FAQs About Thai Green Curry Recipe

Can I use store-bought green curry paste instead of making my own?

Yes, store-bought green curry paste is convenient and works well. However, making it fresh adds a more authentic and vibrant flavor to the dish.

What can I substitute for Thai eggplants in this recipe?

If Thai eggplants are unavailable, you can use zucchini, green beans, or baby eggplants as a substitute, though the flavor and texture will vary slightly.

Is green curry very spicy?

Green curry is usually quite spicy due to green chilies, but you can adjust the heat level by using fewer chilies or milder pepper varieties.
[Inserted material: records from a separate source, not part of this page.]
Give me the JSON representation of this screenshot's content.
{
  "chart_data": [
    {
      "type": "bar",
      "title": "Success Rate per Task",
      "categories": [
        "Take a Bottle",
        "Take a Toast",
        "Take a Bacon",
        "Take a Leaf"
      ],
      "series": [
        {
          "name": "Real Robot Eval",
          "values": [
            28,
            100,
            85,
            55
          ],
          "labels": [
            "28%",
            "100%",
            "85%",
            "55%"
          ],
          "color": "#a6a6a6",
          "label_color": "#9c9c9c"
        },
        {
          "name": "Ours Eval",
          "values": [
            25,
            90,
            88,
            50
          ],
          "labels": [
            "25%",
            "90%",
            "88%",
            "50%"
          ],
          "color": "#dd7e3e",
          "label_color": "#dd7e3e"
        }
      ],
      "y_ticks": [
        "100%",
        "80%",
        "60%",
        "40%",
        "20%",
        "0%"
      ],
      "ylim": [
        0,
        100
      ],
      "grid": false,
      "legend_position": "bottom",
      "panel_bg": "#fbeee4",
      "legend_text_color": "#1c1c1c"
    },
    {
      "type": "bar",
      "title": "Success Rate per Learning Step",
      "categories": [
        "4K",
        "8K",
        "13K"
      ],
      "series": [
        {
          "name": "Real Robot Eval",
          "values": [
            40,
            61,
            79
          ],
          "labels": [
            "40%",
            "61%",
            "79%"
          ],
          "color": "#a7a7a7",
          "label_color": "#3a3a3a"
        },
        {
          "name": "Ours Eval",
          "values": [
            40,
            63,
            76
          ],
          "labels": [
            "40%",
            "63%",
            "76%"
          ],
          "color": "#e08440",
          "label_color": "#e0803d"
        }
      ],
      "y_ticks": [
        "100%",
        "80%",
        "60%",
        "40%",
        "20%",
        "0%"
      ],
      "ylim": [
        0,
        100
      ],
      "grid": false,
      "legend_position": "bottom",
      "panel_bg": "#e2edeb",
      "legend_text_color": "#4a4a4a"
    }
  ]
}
Can I make this curry ahead of time?

Yes, green curry can be made ahead and stored in the refrigerator for up to 2 days. The flavors will develop further, making it even tastier. Reheat gently before serving.

How can I make this dish vegetarian or vegan?

Substitute the chicken with tofu or mixed vegetables, use vegetable broth instead of chicken broth, and omit the fish sauce or replace it with soy sauce or a dash of miso paste.

What side dishes pair well with Green Curry?

Thai Green Curry pairs well with jasmine rice, steamed vegetables, or a simple Thai salad, such as papaya salad, to complement the rich flavors of the curry.

Can I freeze leftover Green Curry?

Yes, you can freeze the curry for up to 3 months. Allow it to cool completely, store in an airtight container, and reheat on the stovetop when ready to eat.

What’s the best way to thicken or thin out the curry sauce?

To thicken the curry, let it simmer uncovered for a bit longer. To thin it out, add extra chicken broth or a bit more coconut milk.

Kaeng Khiao Wan, or Chicken Green Curry, is a beautiful representation of Thai cuisine, with its balance of heat, sweetness, and rich coconut milk. Perfect for cozy dinners or special occasions, this dish will bring the vibrant flavors of Thailand right into your kitchen.